Nowadays, if chanticleer calls to mind anything in particular, except wrath at his too early rising to adore the god of day, it is the spirit of boastfulness and “cocksureness”; while his humble mate represents maternal cares carried to the extreme of fussiness.
The names of a good many birds serve as synonyms of prevailing ideas, or become figures of speech, without having a special myth or story behind them. Thus the words eagle and falcon convey to the listener the notion of nobility in power, while hawk simply means fierceness, with somewhat of prying, detective skill. Owl provokes in the imagination a rather smiling picture of solemn pretence of wisdom—a reputation, by the way, almost wholly due to the little European screech-owl’s accidental association with Pallas Athene. Swallow suggests spring all over the world; goose and gull connote easy credulity and foolishness; vulture and raven, rapine and cruelty; parrot senseless chatter or the lavish repetition of another’s ideas or sayings; cuckoo, poaching on another man’s domestic preserves; and so on down to the stork, which in Germany symbolizes filial piety because of its fancied solicitude toward aged storks, and which children are taught to believe brings babies from the fountain to their mothers’ laps. The Chinese and Japanese peasantry hold the Mandarin duck in high esteem as a model of conjugal virtues, because it is said to mate for life, and Hindoos feel the same toward their (sarus) crane—a bird that figures extensively in the legendary lore of both China and Japan. Figures of the crane are found decorating bridal attire in Japan, and this bird is commended to womankind generally in Nippon as an example of motherhood to be emulated. “In this respect it is like the pheasant, which is said to stay by her young during a grass-fire, covering them with her outstretched wings until, together, they perish in the flames; for in a similar way the crane shields her young from the bitter cold of the winter snows.”
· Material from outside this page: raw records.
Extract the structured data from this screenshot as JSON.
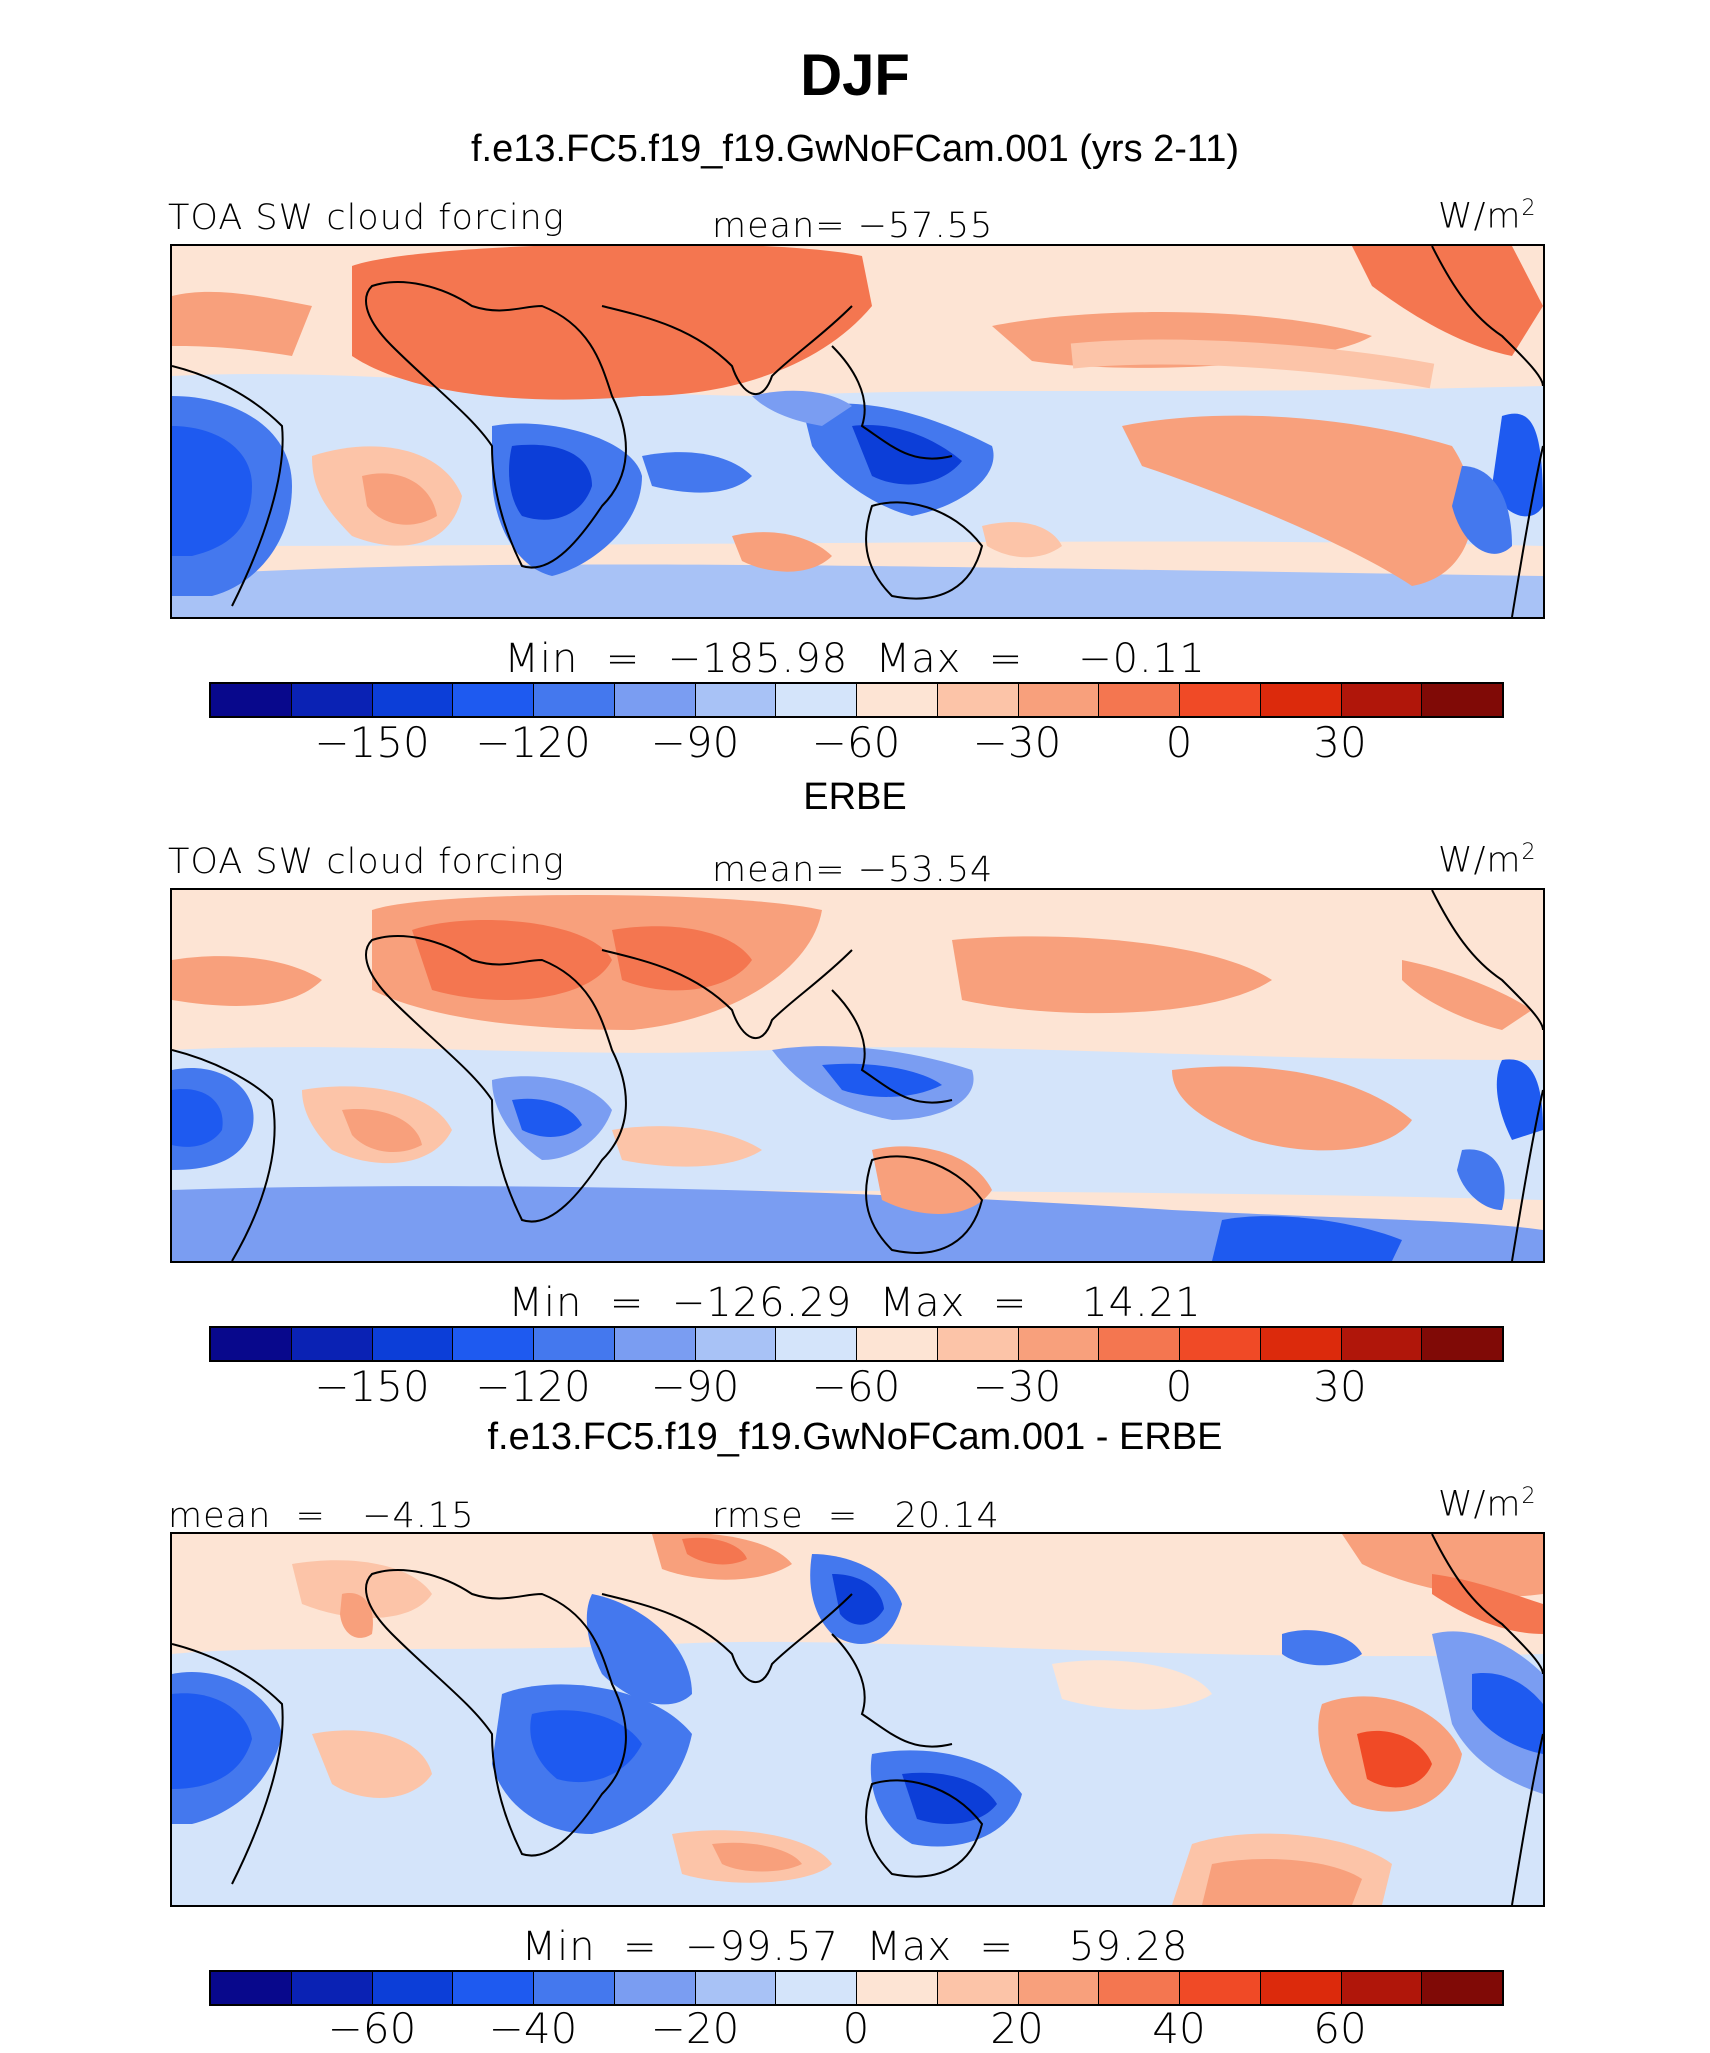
{
  "title": "DJF",
  "colorbar_colors": [
    "#08088c",
    "#0a22b4",
    "#0c3ed8",
    "#1e5af0",
    "#4478ee",
    "#7a9df2",
    "#a8c2f6",
    "#d4e4fa",
    "#fde4d4",
    "#fcc4a8",
    "#f8a07c",
    "#f47650",
    "#f04a26",
    "#dc2a0c",
    "#b0160a",
    "#800a06"
  ],
  "panels": [
    {
      "id": "model",
      "heading": "f.e13.FC5.f19_f19.GwNoFCam.001 (yrs 2-11)",
      "left_label": "TOA SW cloud forcing",
      "center_label": "mean= −57.55",
      "units": "W/m",
      "units_sup": "2",
      "minmax": "Min  =  −185.98  Max  =    −0.11",
      "ticks": [
        "−150",
        "−120",
        "−90",
        "−60",
        "−30",
        "0",
        "30"
      ]
    },
    {
      "id": "obs",
      "heading": "ERBE",
      "left_label": "TOA SW cloud forcing",
      "center_label": "mean= −53.54",
      "units": "W/m",
      "units_sup": "2",
      "minmax": "Min  =  −126.29  Max  =    14.21",
      "ticks": [
        "−150",
        "−120",
        "−90",
        "−60",
        "−30",
        "0",
        "30"
      ]
    },
    {
      "id": "diff",
      "heading": "f.e13.FC5.f19_f19.GwNoFCam.001 - ERBE",
      "left_label": "mean  =   −4.15",
      "center_label": "rmse  =   20.14",
      "units": "W/m",
      "units_sup": "2",
      "minmax": "Min  =  −99.57  Max  =    59.28",
      "ticks": [
        "−60",
        "−40",
        "−20",
        "0",
        "20",
        "40",
        "60"
      ]
    }
  ]
}
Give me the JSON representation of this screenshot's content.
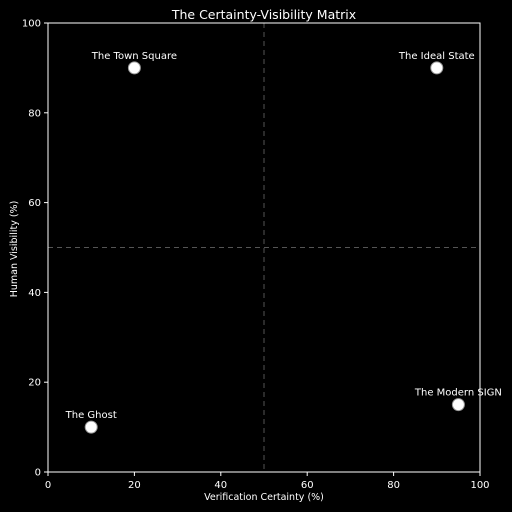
{
  "chart_data": {
    "type": "scatter",
    "title": "The Certainty-Visibility Matrix",
    "xlabel": "Verification Certainty (%)",
    "ylabel": "Human Visibility (%)",
    "xlim": [
      0,
      100
    ],
    "ylim": [
      0,
      100
    ],
    "xticks": [
      0,
      20,
      40,
      60,
      80,
      100
    ],
    "yticks": [
      0,
      20,
      40,
      60,
      80,
      100
    ],
    "grid": false,
    "reference_lines": {
      "x": 50,
      "y": 50,
      "style": "dashed"
    },
    "points": [
      {
        "label": "The Town Square",
        "x": 20,
        "y": 90
      },
      {
        "label": "The Ideal State",
        "x": 90,
        "y": 90
      },
      {
        "label": "The Ghost",
        "x": 10,
        "y": 10
      },
      {
        "label": "The Modern SIGN",
        "x": 95,
        "y": 15
      }
    ],
    "colors": {
      "background": "#000000",
      "foreground": "#ffffff",
      "reference_line": "#555555",
      "marker_fill": "#ffffff"
    }
  }
}
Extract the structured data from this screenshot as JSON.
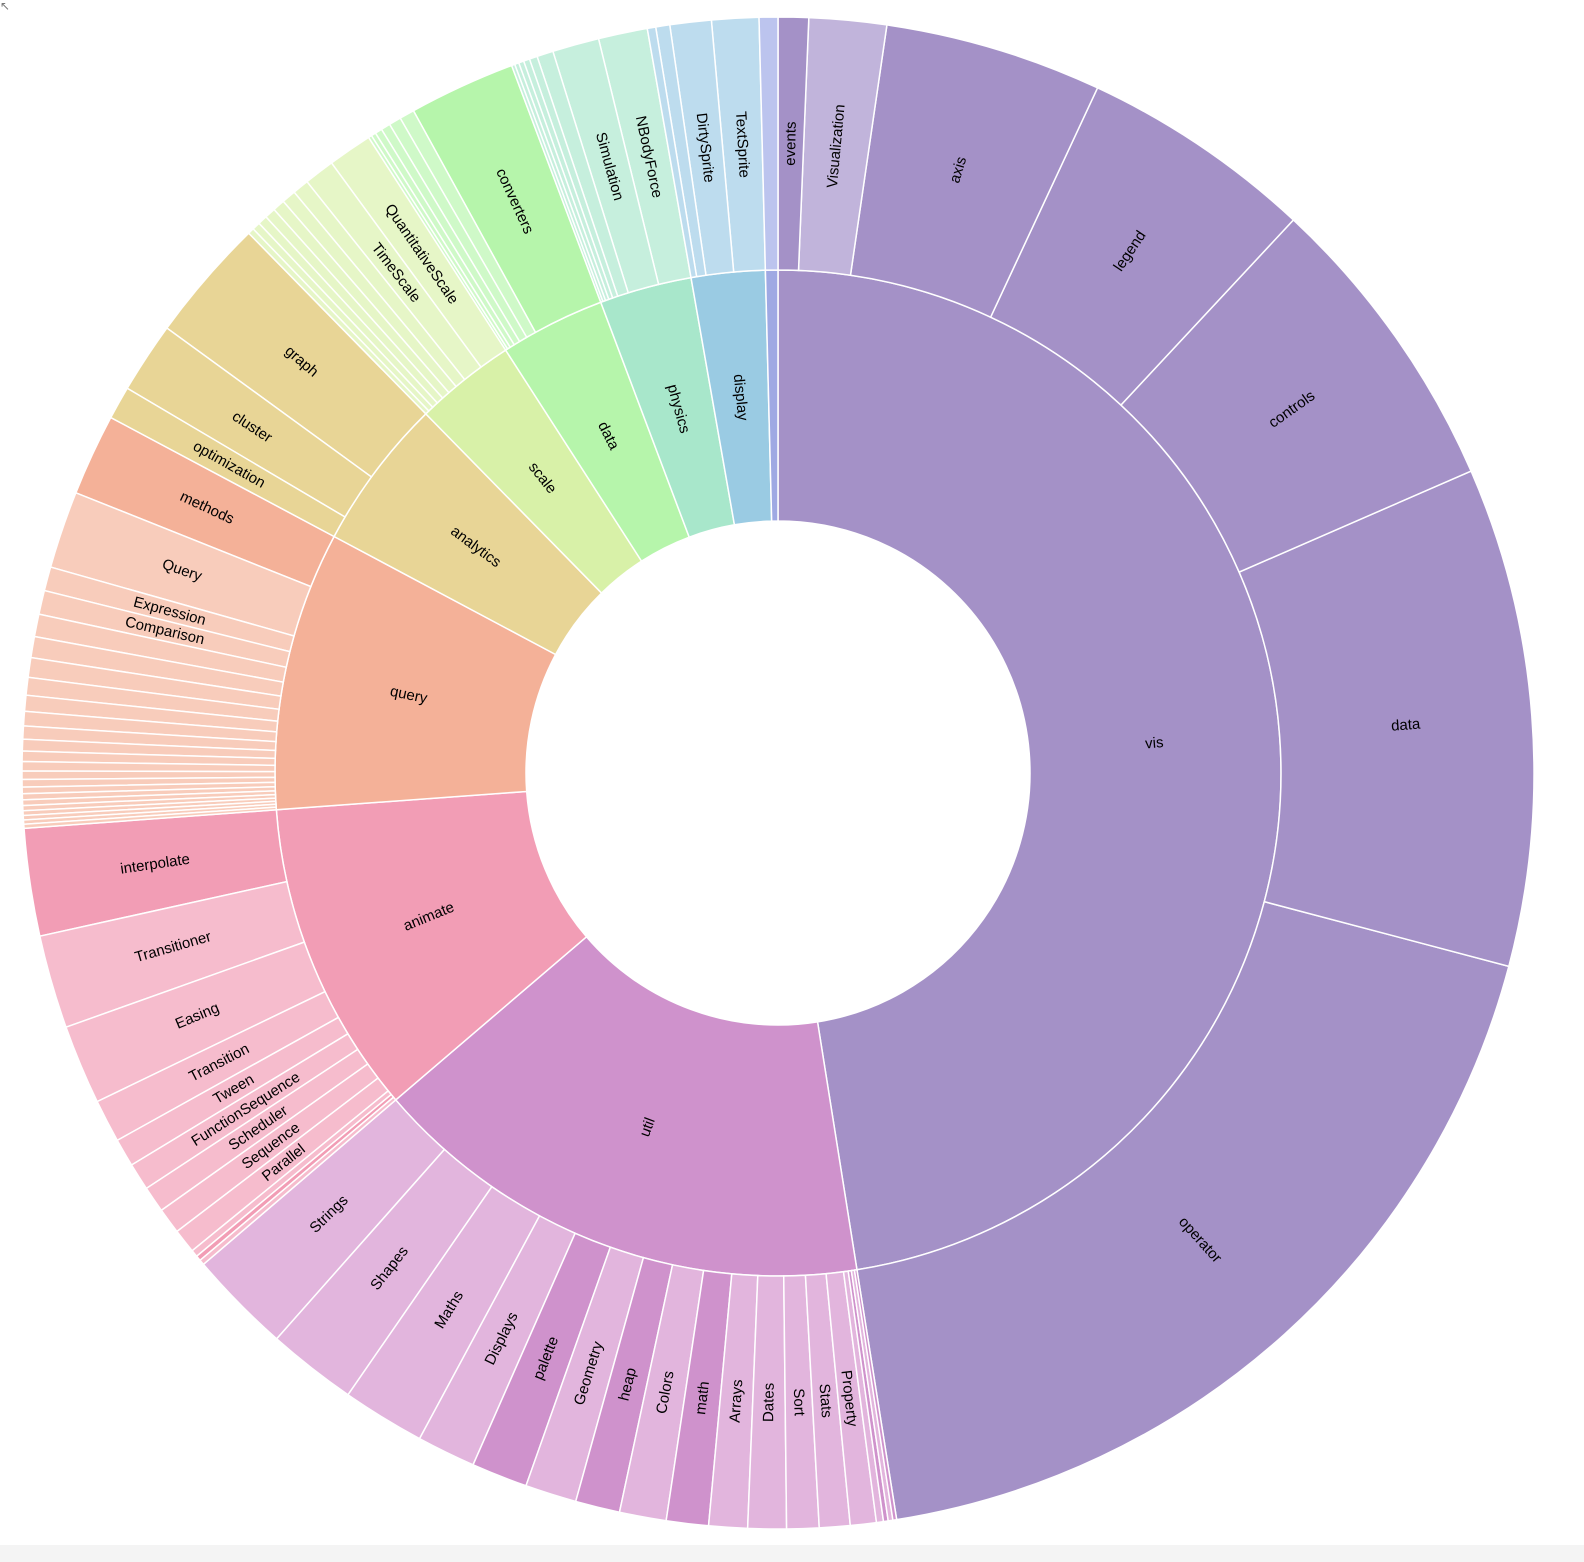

In ancient Egypt the plume of the ostrich, “on account of the mathematical equality of the opposing barbs in point of length—a peculiarity not present in the primary feathers of any other bird with which the Egyptians were acquainted—was regarded as the sacred symbol of justice.” Osiris was represented with two ostrich plumes in his crown. Says Dr. Cyrus Adler: “The Egyptian considered the hoopoe as symbolical of gratitude because it repays the early kindness of its parents in their old age by trimming their wings and bringing them food when they are acquiring new plumage. The Arabs call it ‘doctor,’ believing it to possess marvellous medicinal qualities, and they use its head in charms and incantations.”